HR-8776-119
Referred to the House Committee on the Judiciary.
Sponsored by Laura Gillen (D-NY)
What it does
This bill would require the Attorney General, in consultation with the Directors of the Office of Community Oriented Policing Services, the FBI, and the National Institute of Justice, to submit a report to Congress within 270 days of enactment. The report would identify effective strategies and best practices for reducing mental health stigma among law enforcement officers, encouraging officers to use mental health resources, and protecting the confidentiality of those services. The bill would also require the report to include recommendations for implementing those strategies.
Who benefits
Law enforcement officers at the federal, state, tribal, and local levels — including police, corrections officers, probation and parole officers, and judicial officers — who may gain access to better-designed mental health programs.

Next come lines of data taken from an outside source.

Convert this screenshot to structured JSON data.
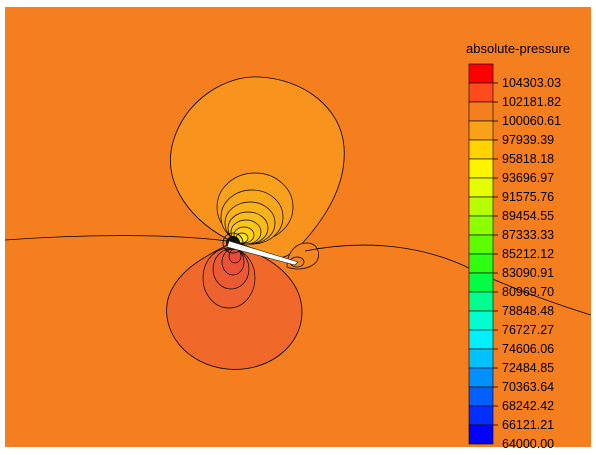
{
  "colors": {
    "background_field": "#F57F1E",
    "upper_lobe": "#F8941D",
    "lower_lobe": "#F0692A",
    "contour_line": "#000000",
    "airfoil": "#FFFFFF"
  },
  "legend": {
    "title": "absolute-pressure",
    "labels": [
      "104303.03",
      "102181.82",
      "100060.61",
      "97939.39",
      "95818.18",
      "93696.97",
      "91575.76",
      "89454.55",
      "87333.33",
      "85212.12",
      "83090.91",
      "80969.70",
      "78848.48",
      "76727.27",
      "74606.06",
      "72484.85",
      "70363.64",
      "68242.42",
      "66121.21",
      "64000.00"
    ],
    "swatches": [
      "#FF0000",
      "#FF4A1C",
      "#F57F1E",
      "#F8A21A",
      "#FFD200",
      "#FFF500",
      "#E3FF00",
      "#B7FF00",
      "#8CFF00",
      "#5DFF00",
      "#2EFF10",
      "#00FF44",
      "#00FF8E",
      "#00FFCE",
      "#00F0FF",
      "#00C2FF",
      "#0090FF",
      "#0060FF",
      "#0030FF",
      "#0000FF"
    ]
  }
}
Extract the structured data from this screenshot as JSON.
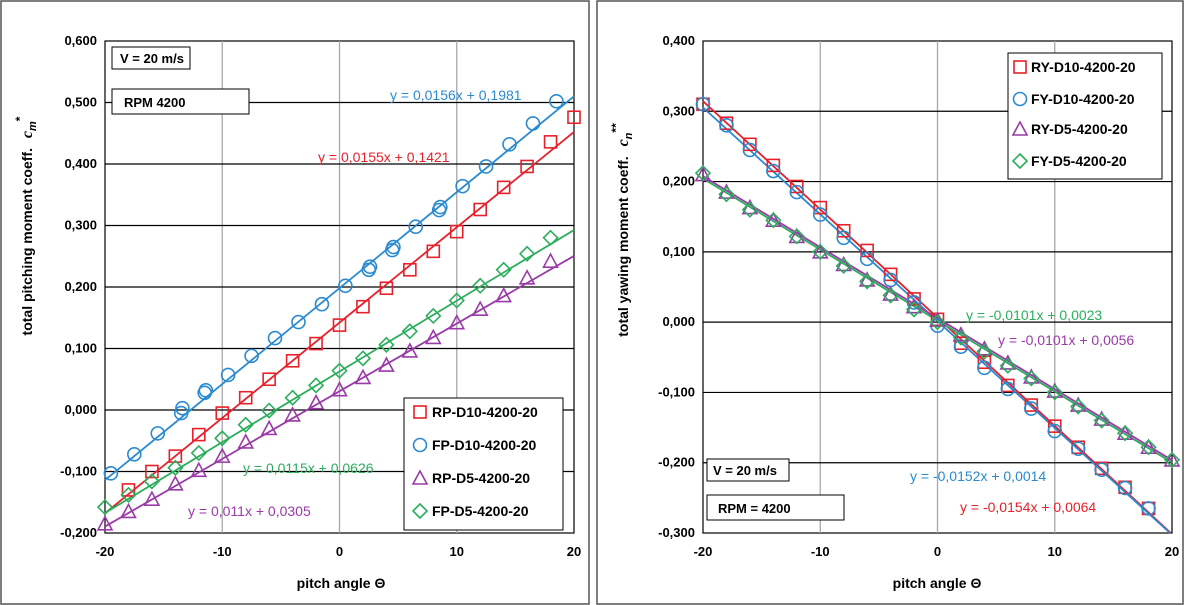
{
  "chart_data": [
    {
      "type": "scatter",
      "xlabel": "pitch angle Θ",
      "ylabel": "total pitching moment coeff.",
      "ylabel_symbol": "c",
      "ylabel_sub": "m",
      "ylabel_sup": "*",
      "xlim": [
        -20,
        20
      ],
      "ylim": [
        -0.2,
        0.6
      ],
      "xticks": [
        -20,
        -10,
        0,
        10,
        20
      ],
      "yticks": [
        -0.2,
        -0.1,
        0.0,
        0.1,
        0.2,
        0.3,
        0.4,
        0.5,
        0.6
      ],
      "ytick_labels": [
        "-0,200",
        "-0,100",
        "0,000",
        "0,100",
        "0,200",
        "0,300",
        "0,400",
        "0,500",
        "0,600"
      ],
      "xtick_labels": [
        "-20",
        "-10",
        "0",
        "10",
        "20"
      ],
      "grid": "on",
      "legend_position": "bottom-right",
      "annotations": [
        {
          "id": "v",
          "text": "V = 20 m/s"
        },
        {
          "id": "rpm",
          "text": "RPM 4200"
        }
      ],
      "series": [
        {
          "name": "RP-D10-4200-20",
          "marker": "square",
          "color": "#e8202a",
          "equation": "y = 0,0155x + 0,1421",
          "slope": 0.0155,
          "intercept": 0.1421,
          "x": [
            -18,
            -16,
            -14,
            -12,
            -10,
            -8,
            -6,
            -4,
            -2,
            0,
            2,
            4,
            6,
            8,
            10,
            12,
            14,
            16,
            18,
            20
          ],
          "y": [
            -0.13,
            -0.1,
            -0.075,
            -0.04,
            -0.005,
            0.02,
            0.05,
            0.08,
            0.108,
            0.138,
            0.168,
            0.198,
            0.228,
            0.258,
            0.29,
            0.326,
            0.362,
            0.396,
            0.436,
            0.476
          ]
        },
        {
          "name": "FP-D10-4200-20",
          "marker": "circle",
          "color": "#2a8ad0",
          "equation": "y = 0,0156x + 0,1981",
          "slope": 0.0156,
          "intercept": 0.1981,
          "x": [
            -19.5,
            -17.5,
            -15.5,
            -13.5,
            -13.4,
            -11.5,
            -11.4,
            -9.5,
            -7.5,
            -5.5,
            -3.5,
            -1.5,
            0.5,
            2.5,
            2.6,
            4.5,
            4.6,
            6.5,
            8.5,
            8.6,
            10.5,
            12.5,
            14.5,
            16.5,
            18.5
          ],
          "y": [
            -0.103,
            -0.072,
            -0.038,
            -0.005,
            0.003,
            0.028,
            0.032,
            0.057,
            0.088,
            0.117,
            0.143,
            0.172,
            0.202,
            0.228,
            0.233,
            0.26,
            0.265,
            0.298,
            0.325,
            0.33,
            0.364,
            0.396,
            0.432,
            0.466,
            0.502
          ]
        },
        {
          "name": "RP-D5-4200-20",
          "marker": "triangle",
          "color": "#9a3aa8",
          "equation": "y = 0,011x + 0,0305",
          "slope": 0.011,
          "intercept": 0.0305,
          "x": [
            -20,
            -18,
            -16,
            -14,
            -12,
            -10,
            -8,
            -6,
            -4,
            -2,
            0,
            2,
            4,
            6,
            8,
            10,
            12,
            14,
            16,
            18
          ],
          "y": [
            -0.185,
            -0.165,
            -0.145,
            -0.12,
            -0.098,
            -0.075,
            -0.052,
            -0.03,
            -0.008,
            0.012,
            0.033,
            0.053,
            0.073,
            0.096,
            0.118,
            0.142,
            0.164,
            0.186,
            0.215,
            0.242
          ]
        },
        {
          "name": "FP-D5-4200-20",
          "marker": "diamond",
          "color": "#2bae5c",
          "equation": "y = 0,0115x + 0,0626",
          "slope": 0.0115,
          "intercept": 0.0626,
          "x": [
            -20,
            -18,
            -16,
            -14,
            -12,
            -10,
            -8,
            -6,
            -4,
            -2,
            0,
            2,
            4,
            6,
            8,
            10,
            12,
            14,
            16,
            18
          ],
          "y": [
            -0.158,
            -0.138,
            -0.116,
            -0.094,
            -0.07,
            -0.046,
            -0.024,
            -0.001,
            0.02,
            0.04,
            0.064,
            0.084,
            0.106,
            0.128,
            0.153,
            0.178,
            0.202,
            0.228,
            0.254,
            0.28
          ]
        }
      ]
    },
    {
      "type": "scatter",
      "xlabel": "pitch angle Θ",
      "ylabel": "total yawing moment coeff.",
      "ylabel_symbol": "c",
      "ylabel_sub": "n",
      "ylabel_sup": "**",
      "xlim": [
        -20,
        20
      ],
      "ylim": [
        -0.3,
        0.4
      ],
      "xticks": [
        -20,
        -10,
        0,
        10,
        20
      ],
      "yticks": [
        -0.3,
        -0.2,
        -0.1,
        0.0,
        0.1,
        0.2,
        0.3,
        0.4
      ],
      "ytick_labels": [
        "-0,300",
        "-0,200",
        "-0,100",
        "0,000",
        "0,100",
        "0,200",
        "0,300",
        "0,400"
      ],
      "xtick_labels": [
        "-20",
        "-10",
        "0",
        "10",
        "20"
      ],
      "grid": "on",
      "legend_position": "top-right",
      "annotations": [
        {
          "id": "v",
          "text": "V = 20 m/s"
        },
        {
          "id": "rpm",
          "text": "RPM = 4200"
        }
      ],
      "series": [
        {
          "name": "RY-D10-4200-20",
          "marker": "square",
          "color": "#e8202a",
          "equation": "y = -0,0154x + 0,0064",
          "slope": -0.0154,
          "intercept": 0.0064,
          "x": [
            -20,
            -18,
            -16,
            -14,
            -12,
            -10,
            -8,
            -6,
            -4,
            -2,
            0,
            2,
            4,
            6,
            8,
            10,
            12,
            14,
            16,
            18
          ],
          "y": [
            0.31,
            0.283,
            0.253,
            0.223,
            0.193,
            0.163,
            0.13,
            0.102,
            0.068,
            0.033,
            0.004,
            -0.03,
            -0.057,
            -0.09,
            -0.118,
            -0.148,
            -0.178,
            -0.208,
            -0.235,
            -0.265
          ]
        },
        {
          "name": "FY-D10-4200-20",
          "marker": "circle",
          "color": "#2a8ad0",
          "equation": "y = -0,0152x + 0,0014",
          "slope": -0.0152,
          "intercept": 0.0014,
          "x": [
            -20,
            -18,
            -16,
            -14,
            -12,
            -10,
            -8,
            -6,
            -4,
            -2,
            0,
            2,
            4,
            6,
            8,
            10,
            12,
            14,
            16,
            18
          ],
          "y": [
            0.31,
            0.28,
            0.245,
            0.215,
            0.185,
            0.153,
            0.12,
            0.09,
            0.06,
            0.028,
            -0.005,
            -0.035,
            -0.065,
            -0.095,
            -0.123,
            -0.155,
            -0.18,
            -0.21,
            -0.236,
            -0.265
          ]
        },
        {
          "name": "RY-D5-4200-20",
          "marker": "triangle",
          "color": "#9a3aa8",
          "equation": "y = -0,0101x + 0,0056",
          "slope": -0.0101,
          "intercept": 0.0056,
          "x": [
            -20,
            -18,
            -16,
            -14,
            -12,
            -10,
            -8,
            -6,
            -4,
            -2,
            0,
            2,
            4,
            6,
            8,
            10,
            12,
            14,
            16,
            18,
            20
          ],
          "y": [
            0.21,
            0.185,
            0.163,
            0.145,
            0.122,
            0.1,
            0.082,
            0.06,
            0.04,
            0.022,
            0.003,
            -0.018,
            -0.038,
            -0.058,
            -0.078,
            -0.098,
            -0.118,
            -0.138,
            -0.158,
            -0.178,
            -0.196
          ]
        },
        {
          "name": "FY-D5-4200-20",
          "marker": "diamond",
          "color": "#2bae5c",
          "equation": "y = -0,0101x + 0,0023",
          "slope": -0.0101,
          "intercept": 0.0023,
          "x": [
            -20,
            -18,
            -16,
            -14,
            -12,
            -10,
            -8,
            -6,
            -4,
            -2,
            0,
            2,
            4,
            6,
            8,
            10,
            12,
            14,
            16,
            18,
            20
          ],
          "y": [
            0.212,
            0.182,
            0.16,
            0.145,
            0.122,
            0.1,
            0.08,
            0.058,
            0.038,
            0.018,
            0.0,
            -0.022,
            -0.042,
            -0.062,
            -0.08,
            -0.1,
            -0.12,
            -0.14,
            -0.158,
            -0.178,
            -0.196
          ]
        }
      ]
    }
  ]
}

Law enforcement agencies that would receive actionable federal guidance. Mental health service providers and peer support organizations that could see expanded partnerships with law enforcement. Families of officers who may benefit from improved officer mental health outcomes. Communities served by officers whose mental health and job performance may improve as a result.
Who is hurt
No group faces direct material harm from this bill, as it is purely advisory and produces only a report. Taxpayers would bear the modest administrative cost of producing the report. Stakeholders who prefer no federal involvement in state and local law enforcement policy may object to the federal government's role, even in an advisory capacity. The bill produces no mandates, so no agency, department, or individual is compelled to change behavior based on its findings.
Supporters argue
Supporters argue that law enforcement officers face exceptionally high rates of occupational trauma, with studies showing that officers die by suicide at higher rates than in the line of duty — a 2019 Blue H.E.L.P. report counted 228 officer suicides compared to 132 line-of-duty deaths that year. They contend that cultural stigma within law enforcement is a documented barrier to help-seeking, and that a coordinated federal study drawing on agencies like the FBI and National Institute of Justice would produce evidence-based guidance that individual departments lack the resources to develop on their own.
Opponents argue
Opponents argue that this bill produces only a report with no binding requirements, appropriations, or enforcement mechanisms, making it unlikely to produce meaningful change in officer mental health outcomes. They contend that the federal government already funds research through the National Institute of Justice and the COPS Office, and that commissioning another report duplicates existing work without addressing the underlying resource gaps — such as funding for peer support programs — that actually prevent officers from accessing care.